The love in fables and stories can be pretty weird, if you’re trying to live a functional, productive life. It can be hell on the children, if kids are involved. All relationships involve conflict—and hopefully working through that conflict to find a healthy resolution—but not all relationships involve this kind of turmoil.

Being intense, doesn’t necessarily mean it’s good.

Relationships can seem to go from zero to eighty in a matter of minutes. You might have felt an amazing, instantaneous connection. In this kind of interaction, you may feel this person knows you better than anyone ever has. You can feel known, without being known, though. Immediate intimacy is an oxymoron. Intimacy can't be immediate, it takes development.

The person you just met might not know the name of your fourth grade teacher, where you went on your very first date or who you voted for in the last presidential election. He doesn't really know much about you, but you might still have the emotion of connection, even when there is little actual connection.

Love involves knowledge. This doesn't mean a knowledge of facts. After all, a dossier of facts doesn't convey knowledge of a person, but real intimacy requires you to know the other person and them you, before you can get to the place where you actually love one another. While it is very true that you might have friends and acquaintances, who know the data of your life and who you wouldn’t even consider dating. But real, lasting, functional love involves knowing the loved one. You can have knowledge of the other without love, but you can’t really have love without knowledge.

You can’t get around this.

If love on the grand scale involves fostering the love one to be the best he or she can be, some actual understanding of the person is required. This may not be the stuff of books and movies, but this is how the real life nuts-and-bolts of relationship works.

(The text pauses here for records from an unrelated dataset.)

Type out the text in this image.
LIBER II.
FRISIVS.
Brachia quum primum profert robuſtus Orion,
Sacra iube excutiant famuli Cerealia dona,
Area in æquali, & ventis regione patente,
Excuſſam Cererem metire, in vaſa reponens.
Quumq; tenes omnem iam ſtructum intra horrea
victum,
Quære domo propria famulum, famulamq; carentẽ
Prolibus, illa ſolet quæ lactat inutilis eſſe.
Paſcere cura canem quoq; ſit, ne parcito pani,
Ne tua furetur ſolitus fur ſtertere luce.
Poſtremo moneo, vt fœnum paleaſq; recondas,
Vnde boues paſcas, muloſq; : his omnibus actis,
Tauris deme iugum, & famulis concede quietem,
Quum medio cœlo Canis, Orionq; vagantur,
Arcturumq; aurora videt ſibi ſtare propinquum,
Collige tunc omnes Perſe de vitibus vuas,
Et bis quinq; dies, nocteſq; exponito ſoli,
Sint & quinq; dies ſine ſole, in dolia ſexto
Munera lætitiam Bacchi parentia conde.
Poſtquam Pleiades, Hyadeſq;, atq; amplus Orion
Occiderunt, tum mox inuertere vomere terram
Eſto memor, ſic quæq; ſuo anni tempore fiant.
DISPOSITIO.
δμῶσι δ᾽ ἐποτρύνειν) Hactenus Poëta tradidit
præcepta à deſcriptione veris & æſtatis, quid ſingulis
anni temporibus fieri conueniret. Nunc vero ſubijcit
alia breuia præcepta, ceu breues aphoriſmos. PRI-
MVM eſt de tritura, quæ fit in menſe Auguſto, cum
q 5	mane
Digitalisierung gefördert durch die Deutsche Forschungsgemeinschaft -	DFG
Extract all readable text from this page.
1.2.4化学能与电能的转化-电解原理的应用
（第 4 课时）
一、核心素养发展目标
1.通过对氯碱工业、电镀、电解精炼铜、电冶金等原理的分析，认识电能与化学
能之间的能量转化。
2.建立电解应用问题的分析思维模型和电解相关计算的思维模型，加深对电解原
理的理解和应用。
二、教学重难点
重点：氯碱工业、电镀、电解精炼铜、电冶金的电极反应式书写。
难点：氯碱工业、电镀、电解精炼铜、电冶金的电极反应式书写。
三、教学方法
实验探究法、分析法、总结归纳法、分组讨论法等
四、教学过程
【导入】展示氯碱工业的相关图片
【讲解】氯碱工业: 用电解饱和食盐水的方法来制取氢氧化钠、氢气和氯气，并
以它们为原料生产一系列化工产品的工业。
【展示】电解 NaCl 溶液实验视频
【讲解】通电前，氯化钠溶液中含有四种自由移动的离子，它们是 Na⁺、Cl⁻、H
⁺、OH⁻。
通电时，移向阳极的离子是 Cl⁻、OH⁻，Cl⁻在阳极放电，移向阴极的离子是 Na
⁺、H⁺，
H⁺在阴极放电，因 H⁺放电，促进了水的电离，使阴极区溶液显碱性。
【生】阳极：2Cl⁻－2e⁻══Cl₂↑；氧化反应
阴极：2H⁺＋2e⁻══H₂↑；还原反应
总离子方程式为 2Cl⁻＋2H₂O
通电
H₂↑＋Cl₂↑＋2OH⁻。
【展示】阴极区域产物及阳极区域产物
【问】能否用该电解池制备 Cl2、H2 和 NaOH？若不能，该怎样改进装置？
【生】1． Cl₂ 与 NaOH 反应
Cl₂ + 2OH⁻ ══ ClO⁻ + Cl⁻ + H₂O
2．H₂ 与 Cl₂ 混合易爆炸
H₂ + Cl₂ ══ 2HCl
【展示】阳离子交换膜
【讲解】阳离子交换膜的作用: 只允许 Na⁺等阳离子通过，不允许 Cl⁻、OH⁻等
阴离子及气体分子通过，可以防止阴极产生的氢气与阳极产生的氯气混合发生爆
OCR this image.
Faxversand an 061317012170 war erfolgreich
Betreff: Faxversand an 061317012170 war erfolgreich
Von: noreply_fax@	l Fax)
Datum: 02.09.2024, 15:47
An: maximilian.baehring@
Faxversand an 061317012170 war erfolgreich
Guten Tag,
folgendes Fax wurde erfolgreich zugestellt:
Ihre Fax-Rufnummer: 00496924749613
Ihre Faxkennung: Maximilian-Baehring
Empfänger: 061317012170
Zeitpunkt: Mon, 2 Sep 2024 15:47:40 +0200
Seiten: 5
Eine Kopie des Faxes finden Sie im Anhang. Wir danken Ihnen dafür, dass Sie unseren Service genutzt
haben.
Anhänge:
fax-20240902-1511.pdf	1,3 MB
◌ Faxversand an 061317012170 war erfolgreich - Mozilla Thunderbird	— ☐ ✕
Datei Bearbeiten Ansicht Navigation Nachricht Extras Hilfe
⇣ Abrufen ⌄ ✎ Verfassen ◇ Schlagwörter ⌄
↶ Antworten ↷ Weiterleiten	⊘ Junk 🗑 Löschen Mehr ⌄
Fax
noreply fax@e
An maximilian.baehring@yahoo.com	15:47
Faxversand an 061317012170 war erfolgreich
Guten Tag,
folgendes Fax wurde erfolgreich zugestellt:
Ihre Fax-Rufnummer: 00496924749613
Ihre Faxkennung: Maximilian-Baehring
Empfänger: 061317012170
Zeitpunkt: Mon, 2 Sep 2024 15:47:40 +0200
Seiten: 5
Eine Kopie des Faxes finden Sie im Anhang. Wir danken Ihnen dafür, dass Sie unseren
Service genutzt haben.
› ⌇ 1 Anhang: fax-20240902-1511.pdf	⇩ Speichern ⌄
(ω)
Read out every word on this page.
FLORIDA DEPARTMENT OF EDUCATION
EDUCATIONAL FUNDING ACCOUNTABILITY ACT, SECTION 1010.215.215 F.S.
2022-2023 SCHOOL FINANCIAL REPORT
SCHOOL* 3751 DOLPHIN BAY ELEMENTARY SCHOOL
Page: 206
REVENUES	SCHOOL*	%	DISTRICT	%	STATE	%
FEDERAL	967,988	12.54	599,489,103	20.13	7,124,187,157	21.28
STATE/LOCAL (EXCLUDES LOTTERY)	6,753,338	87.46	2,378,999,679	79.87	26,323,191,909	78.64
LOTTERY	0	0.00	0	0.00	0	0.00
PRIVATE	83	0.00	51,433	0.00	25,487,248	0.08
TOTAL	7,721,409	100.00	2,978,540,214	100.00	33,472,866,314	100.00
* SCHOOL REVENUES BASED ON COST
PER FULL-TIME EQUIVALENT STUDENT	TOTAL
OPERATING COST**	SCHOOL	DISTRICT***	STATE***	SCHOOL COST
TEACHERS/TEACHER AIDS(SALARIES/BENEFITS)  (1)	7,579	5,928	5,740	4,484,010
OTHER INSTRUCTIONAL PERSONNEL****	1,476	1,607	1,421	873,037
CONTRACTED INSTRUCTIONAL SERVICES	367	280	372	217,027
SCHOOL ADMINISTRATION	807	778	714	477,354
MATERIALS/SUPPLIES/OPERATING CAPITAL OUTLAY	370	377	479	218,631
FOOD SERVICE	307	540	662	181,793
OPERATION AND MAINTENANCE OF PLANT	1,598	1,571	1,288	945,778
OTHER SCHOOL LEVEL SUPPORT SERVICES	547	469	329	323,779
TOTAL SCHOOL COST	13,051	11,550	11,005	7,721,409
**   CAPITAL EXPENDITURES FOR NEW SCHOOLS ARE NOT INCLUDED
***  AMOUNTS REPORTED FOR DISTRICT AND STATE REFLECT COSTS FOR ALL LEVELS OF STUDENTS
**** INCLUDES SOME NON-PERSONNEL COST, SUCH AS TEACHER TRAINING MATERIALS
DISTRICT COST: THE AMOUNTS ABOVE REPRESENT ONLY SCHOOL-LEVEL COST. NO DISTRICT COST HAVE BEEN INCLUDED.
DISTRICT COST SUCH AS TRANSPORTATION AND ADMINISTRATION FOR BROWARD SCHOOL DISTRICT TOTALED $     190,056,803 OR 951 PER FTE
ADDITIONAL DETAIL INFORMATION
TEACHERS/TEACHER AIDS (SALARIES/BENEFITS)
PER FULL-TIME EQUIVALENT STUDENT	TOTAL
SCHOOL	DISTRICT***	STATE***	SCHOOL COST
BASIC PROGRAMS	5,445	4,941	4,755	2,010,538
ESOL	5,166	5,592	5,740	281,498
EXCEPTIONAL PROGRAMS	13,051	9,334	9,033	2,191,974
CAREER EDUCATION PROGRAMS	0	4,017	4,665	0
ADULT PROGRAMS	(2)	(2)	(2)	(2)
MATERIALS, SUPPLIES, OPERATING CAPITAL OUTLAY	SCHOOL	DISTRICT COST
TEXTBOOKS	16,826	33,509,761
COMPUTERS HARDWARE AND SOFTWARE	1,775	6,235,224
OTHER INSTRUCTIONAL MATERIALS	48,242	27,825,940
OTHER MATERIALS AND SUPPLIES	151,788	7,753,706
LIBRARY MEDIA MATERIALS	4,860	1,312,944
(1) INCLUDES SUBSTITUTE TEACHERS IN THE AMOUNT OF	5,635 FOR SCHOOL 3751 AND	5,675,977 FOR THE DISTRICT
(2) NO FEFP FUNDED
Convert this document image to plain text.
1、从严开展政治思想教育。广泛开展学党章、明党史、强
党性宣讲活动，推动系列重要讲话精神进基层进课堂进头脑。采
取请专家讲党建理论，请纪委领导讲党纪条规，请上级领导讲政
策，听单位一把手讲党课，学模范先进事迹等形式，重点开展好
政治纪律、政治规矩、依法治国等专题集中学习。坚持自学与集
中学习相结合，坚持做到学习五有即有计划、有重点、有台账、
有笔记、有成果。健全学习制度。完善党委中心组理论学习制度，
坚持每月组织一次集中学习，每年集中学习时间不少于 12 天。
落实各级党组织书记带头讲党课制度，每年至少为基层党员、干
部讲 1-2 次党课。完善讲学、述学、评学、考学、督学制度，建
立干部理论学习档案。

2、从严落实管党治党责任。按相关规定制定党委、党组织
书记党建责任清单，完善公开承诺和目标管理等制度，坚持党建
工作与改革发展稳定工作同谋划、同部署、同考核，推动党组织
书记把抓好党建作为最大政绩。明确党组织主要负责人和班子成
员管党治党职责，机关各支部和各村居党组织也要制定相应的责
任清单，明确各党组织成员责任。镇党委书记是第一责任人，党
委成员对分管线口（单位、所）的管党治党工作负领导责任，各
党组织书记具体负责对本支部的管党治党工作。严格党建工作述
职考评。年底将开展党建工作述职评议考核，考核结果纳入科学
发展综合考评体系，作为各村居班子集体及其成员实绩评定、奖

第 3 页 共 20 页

This doesn’t mean that functional relationships are boring. They aren’t. Real relationships involve working through conflict. That process has fire-works of it’s own. You may argue until you’re both blue in the face.

There will probably be times you won’t feel loved. Workable, fulfilling relationships, though, help you to become a better person. In order to be in the relationship, you have to look at yourself seriously and come to terms with the changes you need to make.

Intensity can feel both magical and scary. Be careful that your particular intensity is helping you be the best you.